Per il creatore di Tekken, il Giappone è morto

Una diatriba che, fin dalla scorsa generazione, ha iniziato a prendere sempre più piede nei salotti videoludici di tutto il mondo. Quanta importanza ha perso il Giappone, nel nostro hobby preferito?

Indubbiamente, è ormai un decennio che il Paese del Sol Levante fa sempre più fatica a imporsi sul mercato, persino nei generi che in passato gli riuscivano meglio. I nuovi punti di riferimento sono Stati Uniti ed Europa, mentre i prodotti fuoriusciti da software house giapponesi – anche abbastanza importanti – non sempre riescono a stare al passo.

Il genere dei JRPG fatica a ritrovare la propria strada, così come è calato drasticamente il numero di action nudi e crudi sbarcati su console. Da qualche mese, però, abbiamo assistito a una sorta di inaspettato ritorno: dopotutto, siamo nel periodo fertile di Zelda, Pokémon, Dark Souls, NieR e Nioh, mentre nel futuro aspettiamo Death Stranding, Kingdom Heart 3 e il remake di Final Fantasy VII. Tutti giochi giapponesi, appunto.

Qualcosa si sta smuovendo ma, per il creatore della serie di Tekken, non è ancora abbastanza.
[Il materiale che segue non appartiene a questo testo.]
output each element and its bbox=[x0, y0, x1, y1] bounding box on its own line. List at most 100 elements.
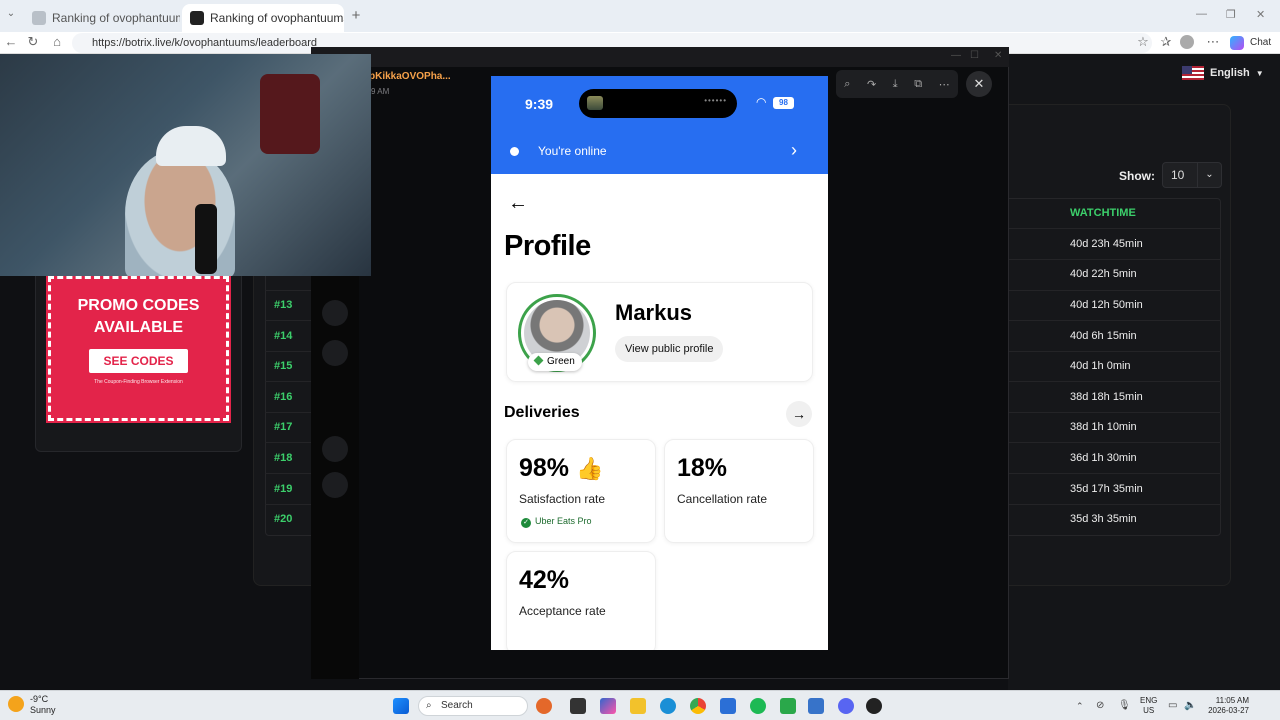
webcam-overlay bbox=[0, 54, 371, 276]
excel-icon[interactable] bbox=[780, 698, 796, 714]
wifi-icon: ◠ bbox=[756, 95, 767, 109]
spotify-icon[interactable] bbox=[750, 698, 766, 714]
discord-close-icon[interactable]: ✕ bbox=[994, 50, 1002, 61]
app-icon bbox=[587, 96, 603, 110]
waveform-icon: •••••• bbox=[704, 96, 727, 105]
table-row-watchtime: 40d 22h 5min bbox=[1070, 268, 1137, 280]
close-window-icon[interactable]: ✕ bbox=[1256, 8, 1265, 21]
table-row-watchtime: 35d 3h 35min bbox=[1070, 513, 1137, 525]
chevron-down-icon: ⌄ bbox=[1197, 163, 1221, 187]
tab-list-chevron-icon[interactable]: ⌄ bbox=[2, 8, 20, 19]
sun-icon bbox=[8, 696, 24, 712]
stat-card-acceptance: 42% Acceptance rate bbox=[506, 551, 656, 650]
discord-minimize-icon[interactable]: — bbox=[951, 50, 961, 61]
home-icon[interactable]: ⌂ bbox=[48, 34, 66, 49]
favorites-icon[interactable]: ✰ bbox=[1157, 34, 1175, 50]
remote-desktop-icon[interactable] bbox=[720, 698, 736, 714]
arrow-right-icon[interactable]: → bbox=[786, 401, 812, 427]
server-icon[interactable] bbox=[322, 472, 348, 498]
zoom-icon[interactable]: ⌕ bbox=[844, 78, 850, 91]
stat-value: 18% bbox=[677, 454, 728, 482]
download-icon[interactable]: ⤓ bbox=[893, 78, 898, 91]
taskbar-search[interactable]: ⌕ Search bbox=[418, 696, 528, 716]
more-menu-icon[interactable]: ⋯ bbox=[1204, 34, 1222, 50]
discord-titlebar: — ☐ ✕ bbox=[311, 47, 1009, 67]
status-header: 9:39 •••••• ◠ 98 You're online › bbox=[491, 76, 828, 174]
see-codes-button[interactable]: SEE CODES bbox=[89, 349, 188, 373]
table-row-watchtime: 40d 23h 45min bbox=[1070, 238, 1143, 250]
obs-icon[interactable] bbox=[866, 698, 882, 714]
table-row-rank: #17 bbox=[274, 421, 293, 433]
task-view-icon[interactable] bbox=[570, 698, 586, 714]
thumbs-up-icon: 👍 bbox=[576, 456, 604, 481]
table-row-rank: #14 bbox=[274, 330, 293, 342]
server-icon[interactable] bbox=[322, 300, 348, 326]
back-arrow-icon[interactable]: ← bbox=[508, 192, 528, 215]
edge-icon[interactable] bbox=[660, 698, 676, 714]
reload-icon[interactable]: ↻ bbox=[24, 34, 42, 50]
chrome-icon[interactable] bbox=[690, 698, 706, 714]
display-icon[interactable]: ▭ bbox=[1168, 700, 1177, 711]
search-icon: ⌕ bbox=[426, 700, 432, 711]
share-icon[interactable]: ↷ bbox=[867, 78, 876, 91]
tier-label: Green bbox=[547, 356, 575, 367]
discord-maximize-icon[interactable]: ☐ bbox=[970, 50, 979, 61]
back-icon[interactable]: ← bbox=[2, 34, 20, 49]
chevron-right-icon[interactable]: › bbox=[791, 140, 797, 161]
discord-username: pKikkaOVOPha... bbox=[369, 71, 451, 82]
start-icon[interactable] bbox=[393, 698, 409, 714]
promo-ad[interactable]: PROMO CODES AVAILABLE SEE CODES The Coup… bbox=[46, 274, 231, 423]
page-title: Profile bbox=[504, 230, 591, 262]
view-public-profile-button[interactable]: View public profile bbox=[615, 336, 724, 362]
dynamic-island: •••••• bbox=[579, 89, 737, 118]
online-status[interactable]: You're online bbox=[538, 144, 607, 158]
show-count-value: 10 bbox=[1171, 168, 1185, 182]
stat-label: Acceptance rate bbox=[519, 604, 606, 618]
profile-avatar[interactable] bbox=[1180, 35, 1194, 49]
tray-chevron-icon[interactable]: ⌃ bbox=[1076, 701, 1084, 712]
language-selector[interactable]: English ▼ bbox=[1182, 62, 1264, 84]
table-row-watchtime: 40d 6h 15min bbox=[1070, 330, 1137, 342]
close-viewer-button[interactable]: ✕ bbox=[966, 71, 992, 97]
watchtime-column-header[interactable]: WATCHTIME bbox=[1070, 207, 1136, 219]
stat-value: 98% 👍 bbox=[519, 454, 604, 482]
phone-clock: 9:39 bbox=[525, 96, 554, 112]
discord-icon[interactable] bbox=[838, 698, 854, 714]
new-tab-icon[interactable]: + bbox=[347, 7, 365, 24]
check-icon: ✓ bbox=[521, 518, 531, 528]
input-language[interactable]: ENG US bbox=[1140, 696, 1157, 716]
file-explorer-icon[interactable] bbox=[630, 698, 646, 714]
open-external-icon[interactable]: ⧉ bbox=[914, 78, 922, 91]
volume-icon[interactable]: 🔈 bbox=[1184, 700, 1196, 711]
tab-active[interactable]: Ranking of ovophantuums | BotRix ✕ bbox=[182, 4, 344, 32]
tab-title: Ranking of ovophantuums | BotRix bbox=[210, 11, 344, 25]
copilot-app-icon[interactable] bbox=[600, 698, 616, 714]
copilot-icon[interactable] bbox=[1230, 36, 1244, 50]
network-off-icon[interactable]: ⊘ bbox=[1096, 700, 1104, 711]
stat-card-satisfaction: 98% 👍 Satisfaction rate ✓ Uber Eats Pro bbox=[506, 439, 656, 543]
show-count-select[interactable]: 10 ⌄ bbox=[1162, 162, 1222, 188]
microphone bbox=[195, 204, 217, 274]
mic-icon[interactable]: 🎙 bbox=[1118, 700, 1131, 711]
chevron-down-icon: ▼ bbox=[1255, 68, 1264, 78]
server-icon[interactable] bbox=[322, 436, 348, 462]
streamer bbox=[125, 149, 235, 276]
tab-favicon-icon bbox=[190, 11, 204, 25]
online-dot-icon bbox=[510, 147, 519, 156]
system-clock[interactable]: 11:05 AM 2026-03-27 bbox=[1203, 696, 1249, 716]
app-icon[interactable] bbox=[808, 698, 824, 714]
table-row-watchtime: 40d 1h 0min bbox=[1070, 360, 1131, 372]
minimize-icon[interactable]: — bbox=[1196, 8, 1207, 20]
chat-label[interactable]: Chat bbox=[1250, 37, 1271, 48]
more-options-icon[interactable]: ⋯ bbox=[939, 78, 950, 91]
server-icon[interactable] bbox=[322, 340, 348, 366]
tab-favicon-icon bbox=[32, 11, 46, 25]
background-jersey bbox=[260, 74, 320, 154]
table-row-watchtime: 36d 1h 30min bbox=[1070, 452, 1137, 464]
favorite-star-icon[interactable]: ☆ bbox=[1134, 34, 1152, 50]
phone-screenshot: 9:39 •••••• ◠ 98 You're online › ← Profi… bbox=[491, 76, 828, 650]
maximize-icon[interactable]: ❐ bbox=[1226, 8, 1236, 21]
widget-icon[interactable] bbox=[536, 698, 552, 714]
tab-inactive[interactable]: Ranking of ovophantuums | BotRix ✕ bbox=[24, 4, 180, 32]
tier-badge: Green bbox=[528, 353, 582, 371]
Già in passato confermò di vedere il Giappone alla stregua di una “nazione morta”, e possiamo assicurarvi che da allora non è cambiato nulla.
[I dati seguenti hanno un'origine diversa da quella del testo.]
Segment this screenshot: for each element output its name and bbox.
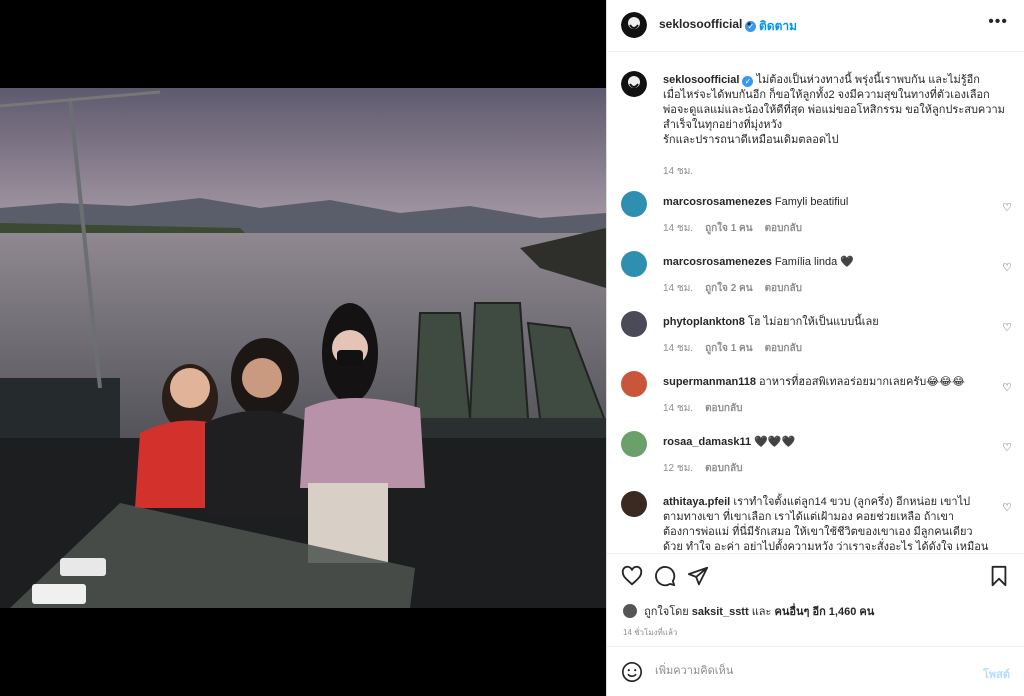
commenter-avatar[interactable] bbox=[621, 371, 647, 397]
likes-summary: ถูกใจโดย saksit_sstt และ คนอื่นๆ อีก 1,4… bbox=[623, 602, 874, 620]
reply-button[interactable]: ตอบกลับ bbox=[705, 403, 742, 414]
post-timestamp: 14 ชั่วโมงที่แล้ว bbox=[623, 628, 678, 637]
author-avatar[interactable] bbox=[621, 12, 647, 38]
comments-list[interactable]: seklosoofficial ✓ ไม่ต้องเป็นห่วงทางนี้ พ… bbox=[607, 53, 1024, 553]
caption-line: เมื่อไหร่จะได้พบกันอีก ก็ขอให้ลูกทั้ง2 จ… bbox=[663, 89, 990, 101]
caption-line: พ่อจะดูแลแม่และน้องให้ดีที่สุด พ่อแม่ขออ… bbox=[663, 104, 1005, 116]
post-photo[interactable] bbox=[0, 88, 606, 608]
comment-text: rosaa_damask11 🖤🖤🖤 bbox=[663, 435, 993, 450]
comment-like-heart-icon[interactable]: ♡ bbox=[1002, 201, 1012, 214]
likes-prefix: ถูกใจโดย bbox=[644, 606, 689, 618]
action-bar bbox=[607, 553, 1024, 598]
comment-like-heart-icon[interactable]: ♡ bbox=[1002, 321, 1012, 334]
heart-icon[interactable] bbox=[621, 565, 643, 587]
comment-text: athitaya.pfeil เราทำใจตั้งแต่ลูก14 ขวบ (… bbox=[663, 495, 993, 553]
commenter-avatar[interactable] bbox=[621, 251, 647, 277]
comment-meta: 12 ชม. ตอบกลับ bbox=[663, 461, 754, 476]
commenter-avatar[interactable] bbox=[621, 311, 647, 337]
verified-icon: ✓ bbox=[742, 76, 754, 87]
commenter-avatar[interactable] bbox=[621, 491, 647, 517]
comment-body: อาหารที่ฮอสพิเทลอร่อยมากเลยครับ😂😂😂 bbox=[759, 376, 965, 388]
comment-meta: 14 ชม. ถูกใจ 2 คน ตอบกลับ bbox=[663, 281, 814, 296]
comment-body: โฮ ไม่อยากให้เป็นแบบนี้เลย bbox=[747, 316, 879, 328]
commenter-avatar[interactable] bbox=[621, 431, 647, 457]
comment-item: marcosrosamenezes Família linda 🖤 14 ชม.… bbox=[607, 251, 1024, 309]
reply-button[interactable]: ตอบกลับ bbox=[765, 223, 802, 234]
comment-input[interactable] bbox=[655, 660, 955, 682]
post-modal: seklosoofficial ✓ • ติดตาม ••• seklosooff… bbox=[0, 0, 1024, 696]
comment-text: supermanman118 อาหารที่ฮอสพิเทลอร่อยมากเ… bbox=[663, 375, 993, 390]
caption-time: 14 ชม. bbox=[663, 166, 694, 177]
comment-text: phytoplankton8 โฮ ไม่อยากให้เป็นแบบนี้เล… bbox=[663, 315, 993, 330]
liker-avatar bbox=[623, 604, 637, 618]
reply-button[interactable]: ตอบกลับ bbox=[765, 283, 802, 294]
comment-likes[interactable]: ถูกใจ 1 คน bbox=[705, 343, 753, 354]
add-comment-bar: โพสต์ bbox=[607, 646, 1024, 696]
comment-item: supermanman118 อาหารที่ฮอสพิเทลอร่อยมากเ… bbox=[607, 371, 1024, 429]
commenter-username[interactable]: marcosrosamenezes bbox=[663, 196, 772, 208]
comment-item: phytoplankton8 โฮ ไม่อยากให้เป็นแบบนี้เล… bbox=[607, 311, 1024, 369]
post-header: seklosoofficial ✓ • ติดตาม ••• bbox=[607, 0, 1024, 52]
send-icon[interactable] bbox=[687, 565, 709, 587]
separator-dot: • bbox=[747, 17, 752, 31]
comment-time: 12 ชม. bbox=[663, 463, 694, 474]
reply-button[interactable]: ตอบกลับ bbox=[765, 343, 802, 354]
comment-item: rosaa_damask11 🖤🖤🖤 12 ชม. ตอบกลับ ♡ bbox=[607, 431, 1024, 489]
caption-body: seklosoofficial ✓ ไม่ต้องเป็นห่วงทางนี้ พ… bbox=[663, 73, 1013, 179]
commenter-avatar[interactable] bbox=[621, 191, 647, 217]
comment-body: 🖤🖤🖤 bbox=[754, 436, 796, 448]
commenter-username[interactable]: marcosrosamenezes bbox=[663, 256, 772, 268]
comment-like-heart-icon[interactable]: ♡ bbox=[1002, 381, 1012, 394]
caption-avatar[interactable] bbox=[621, 71, 647, 97]
comment-like-heart-icon[interactable]: ♡ bbox=[1002, 501, 1012, 514]
comment-time: 14 ชม. bbox=[663, 283, 694, 294]
commenter-username[interactable]: supermanman118 bbox=[663, 376, 756, 388]
follow-button[interactable]: ติดตาม bbox=[759, 17, 797, 36]
comment-time: 14 ชม. bbox=[663, 403, 694, 414]
caption-line: รักและปรารถนาดีเหมือนเดิมตลอดไป bbox=[663, 134, 839, 146]
comment-body: Famyli beatifiul bbox=[774, 196, 849, 208]
comment-like-heart-icon[interactable]: ♡ bbox=[1002, 441, 1012, 454]
comment-text: marcosrosamenezes Famyli beatifiul bbox=[663, 195, 993, 210]
comment-item: athitaya.pfeil เราทำใจตั้งแต่ลูก14 ขวบ (… bbox=[607, 491, 1024, 553]
comment-text: marcosrosamenezes Família linda 🖤 bbox=[663, 255, 993, 270]
comment-body: Família linda 🖤 bbox=[774, 256, 855, 268]
author-username-text[interactable]: seklosoofficial bbox=[659, 17, 742, 31]
caption-line: ไม่ต้องเป็นห่วงทางนี้ พรุ่งนี้เราพบกัน แ… bbox=[756, 74, 980, 86]
photo-scene bbox=[0, 88, 606, 608]
comments-panel: seklosoofficial ✓ • ติดตาม ••• seklosooff… bbox=[606, 0, 1024, 696]
emoji-icon[interactable] bbox=[621, 661, 643, 683]
comment-likes[interactable]: ถูกใจ 2 คน bbox=[705, 283, 753, 294]
comment-time: 14 ชม. bbox=[663, 223, 694, 234]
caption-line: สำเร็จในทุกอย่างที่มุ่งหวัง bbox=[663, 119, 783, 131]
comment-icon[interactable] bbox=[654, 565, 676, 587]
caption-meta: 14 ชม. bbox=[663, 164, 1013, 179]
comment-meta: 14 ชม. ถูกใจ 1 คน ตอบกลับ bbox=[663, 341, 814, 356]
more-options-icon[interactable]: ••• bbox=[988, 13, 1008, 31]
comment-meta: 14 ชม. ถูกใจ 1 คน ตอบกลับ bbox=[663, 221, 814, 236]
bookmark-icon[interactable] bbox=[988, 565, 1010, 587]
liker-username[interactable]: saksit_sstt bbox=[692, 606, 749, 618]
photo-area bbox=[0, 0, 606, 696]
reply-button[interactable]: ตอบกลับ bbox=[705, 463, 742, 474]
comment-item: marcosrosamenezes Famyli beatifiul 14 ชม… bbox=[607, 191, 1024, 249]
likes-and: และ bbox=[751, 606, 772, 618]
likes-others[interactable]: คนอื่นๆ อีก 1,460 คน bbox=[775, 606, 875, 618]
comment-meta: 14 ชม. ตอบกลับ bbox=[663, 401, 754, 416]
post-comment-button[interactable]: โพสต์ bbox=[983, 665, 1010, 683]
comment-time: 14 ชม. bbox=[663, 343, 694, 354]
commenter-username[interactable]: phytoplankton8 bbox=[663, 316, 745, 328]
commenter-username[interactable]: athitaya.pfeil bbox=[663, 496, 730, 508]
caption-username[interactable]: seklosoofficial bbox=[663, 74, 739, 86]
comment-like-heart-icon[interactable]: ♡ bbox=[1002, 261, 1012, 274]
comment-likes[interactable]: ถูกใจ 1 คน bbox=[705, 223, 753, 234]
commenter-username[interactable]: rosaa_damask11 bbox=[663, 436, 751, 448]
author-username[interactable]: seklosoofficial ✓ bbox=[659, 17, 757, 32]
“Già negli anni ’90, non vedevo alcun futuro per gli sviluppatori giapponesi e, nel frattempo, non ho cambiato opinione”, ha infatti detto Katsuhiro Harada, figura di spicco di Namco attualmente impegnata su Tekken 7.
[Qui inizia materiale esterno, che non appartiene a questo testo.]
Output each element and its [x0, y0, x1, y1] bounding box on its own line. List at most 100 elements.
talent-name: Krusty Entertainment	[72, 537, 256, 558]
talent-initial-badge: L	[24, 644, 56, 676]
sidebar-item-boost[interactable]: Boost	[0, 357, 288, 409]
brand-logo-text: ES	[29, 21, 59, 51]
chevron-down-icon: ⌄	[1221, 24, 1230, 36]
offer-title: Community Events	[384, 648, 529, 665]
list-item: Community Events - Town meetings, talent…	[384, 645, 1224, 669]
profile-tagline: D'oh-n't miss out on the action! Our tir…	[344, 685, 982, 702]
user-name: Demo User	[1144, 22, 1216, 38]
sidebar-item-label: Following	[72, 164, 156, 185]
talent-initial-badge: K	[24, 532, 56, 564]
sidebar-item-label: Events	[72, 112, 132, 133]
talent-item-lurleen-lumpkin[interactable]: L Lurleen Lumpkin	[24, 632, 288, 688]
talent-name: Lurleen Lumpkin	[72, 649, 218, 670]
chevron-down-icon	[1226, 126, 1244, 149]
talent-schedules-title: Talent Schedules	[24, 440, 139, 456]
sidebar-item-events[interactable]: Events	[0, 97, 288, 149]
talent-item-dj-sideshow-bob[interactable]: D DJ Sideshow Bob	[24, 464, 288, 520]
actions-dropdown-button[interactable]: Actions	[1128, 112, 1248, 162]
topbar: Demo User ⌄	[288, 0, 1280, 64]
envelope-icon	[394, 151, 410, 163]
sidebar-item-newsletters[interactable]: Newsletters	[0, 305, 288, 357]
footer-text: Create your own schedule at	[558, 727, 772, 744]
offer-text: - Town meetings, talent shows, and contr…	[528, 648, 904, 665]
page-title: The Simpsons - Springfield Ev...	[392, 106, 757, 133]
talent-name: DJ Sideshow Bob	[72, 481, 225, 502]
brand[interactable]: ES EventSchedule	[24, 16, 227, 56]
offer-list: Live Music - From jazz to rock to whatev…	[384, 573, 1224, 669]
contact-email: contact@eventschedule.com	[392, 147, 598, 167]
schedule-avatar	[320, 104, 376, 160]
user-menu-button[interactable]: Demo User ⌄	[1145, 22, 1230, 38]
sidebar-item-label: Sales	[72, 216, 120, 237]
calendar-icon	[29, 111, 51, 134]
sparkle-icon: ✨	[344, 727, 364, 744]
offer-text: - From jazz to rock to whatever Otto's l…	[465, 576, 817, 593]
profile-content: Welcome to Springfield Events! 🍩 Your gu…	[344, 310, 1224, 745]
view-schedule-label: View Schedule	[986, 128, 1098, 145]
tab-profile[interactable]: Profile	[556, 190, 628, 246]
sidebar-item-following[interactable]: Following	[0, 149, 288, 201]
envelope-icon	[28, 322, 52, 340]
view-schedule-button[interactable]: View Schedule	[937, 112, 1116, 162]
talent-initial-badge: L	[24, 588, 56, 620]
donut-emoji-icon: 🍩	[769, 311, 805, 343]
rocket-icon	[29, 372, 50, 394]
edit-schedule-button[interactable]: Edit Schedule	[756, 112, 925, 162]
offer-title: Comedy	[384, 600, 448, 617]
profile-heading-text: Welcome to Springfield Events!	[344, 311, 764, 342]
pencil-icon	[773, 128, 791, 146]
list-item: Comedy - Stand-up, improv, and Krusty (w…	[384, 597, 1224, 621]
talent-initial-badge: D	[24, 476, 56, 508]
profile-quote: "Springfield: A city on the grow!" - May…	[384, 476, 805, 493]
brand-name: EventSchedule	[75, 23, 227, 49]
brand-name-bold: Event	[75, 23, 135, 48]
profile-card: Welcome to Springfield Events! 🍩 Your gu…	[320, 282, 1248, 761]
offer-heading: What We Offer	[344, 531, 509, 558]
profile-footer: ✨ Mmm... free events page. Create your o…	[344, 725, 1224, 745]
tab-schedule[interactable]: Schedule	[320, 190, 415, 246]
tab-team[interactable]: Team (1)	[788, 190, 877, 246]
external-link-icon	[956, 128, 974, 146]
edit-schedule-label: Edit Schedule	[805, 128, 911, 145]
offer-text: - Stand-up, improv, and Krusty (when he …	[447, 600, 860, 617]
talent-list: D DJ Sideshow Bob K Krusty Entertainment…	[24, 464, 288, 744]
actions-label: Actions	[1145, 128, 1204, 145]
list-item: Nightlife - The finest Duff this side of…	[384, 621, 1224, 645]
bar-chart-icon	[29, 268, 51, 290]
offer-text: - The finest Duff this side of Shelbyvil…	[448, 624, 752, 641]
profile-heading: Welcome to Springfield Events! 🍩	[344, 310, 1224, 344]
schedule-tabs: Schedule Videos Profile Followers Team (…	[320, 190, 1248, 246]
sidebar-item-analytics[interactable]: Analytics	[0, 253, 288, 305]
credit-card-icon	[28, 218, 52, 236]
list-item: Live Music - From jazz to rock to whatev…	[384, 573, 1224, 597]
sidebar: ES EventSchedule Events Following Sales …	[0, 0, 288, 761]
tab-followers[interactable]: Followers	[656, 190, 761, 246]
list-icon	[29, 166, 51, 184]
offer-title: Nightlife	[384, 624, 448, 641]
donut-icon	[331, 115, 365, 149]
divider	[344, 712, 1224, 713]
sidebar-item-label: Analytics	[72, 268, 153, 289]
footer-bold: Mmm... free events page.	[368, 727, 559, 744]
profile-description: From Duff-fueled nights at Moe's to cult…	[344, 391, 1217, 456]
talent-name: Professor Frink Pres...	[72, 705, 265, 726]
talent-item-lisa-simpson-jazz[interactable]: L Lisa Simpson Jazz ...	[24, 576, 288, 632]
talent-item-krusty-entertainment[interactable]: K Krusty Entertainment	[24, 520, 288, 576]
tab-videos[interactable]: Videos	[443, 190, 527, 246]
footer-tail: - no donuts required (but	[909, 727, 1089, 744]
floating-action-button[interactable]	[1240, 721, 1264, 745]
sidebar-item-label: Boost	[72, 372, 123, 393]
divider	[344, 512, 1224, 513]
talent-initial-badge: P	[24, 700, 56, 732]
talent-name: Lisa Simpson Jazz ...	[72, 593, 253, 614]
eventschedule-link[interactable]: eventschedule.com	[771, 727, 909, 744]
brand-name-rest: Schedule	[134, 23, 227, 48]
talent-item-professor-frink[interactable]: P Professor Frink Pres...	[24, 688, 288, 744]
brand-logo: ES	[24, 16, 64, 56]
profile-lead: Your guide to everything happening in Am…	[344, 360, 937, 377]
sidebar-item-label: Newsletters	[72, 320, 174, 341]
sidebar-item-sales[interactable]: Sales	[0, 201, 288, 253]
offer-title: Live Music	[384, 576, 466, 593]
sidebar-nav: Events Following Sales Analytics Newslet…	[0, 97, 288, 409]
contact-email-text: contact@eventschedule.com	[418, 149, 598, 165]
“Ci sono alcuni giochi che ultimamente hanno avuto successo, ma non è abbastanza. Una volta, gli sviluppatori giapponesi erano i migliori in assoluto. Ora è crollato tutto: le cose saranno anche leggermente migliorate, ma non quanto basta”.

“Basta guardare gli Stati Uniti: lì ci vivono più persone e, per questo motivo, gli sviluppatori sono in numero maggiore. Gli obiettivi e gli stanziamenti ai loro progetti sono su un piano totalmente diverso, con cui noi non possiamo competere. Vero, ci sono alcuni generi che solo i giapponesi riescono a inquadrare, ma ci vuole ben altro per riconquistare il trono”.

“Questo è il mio punto di vista, e credo proprio che rispecchi la realtà. Non siamo così scarsi, ma non siamo neanche così bravi”.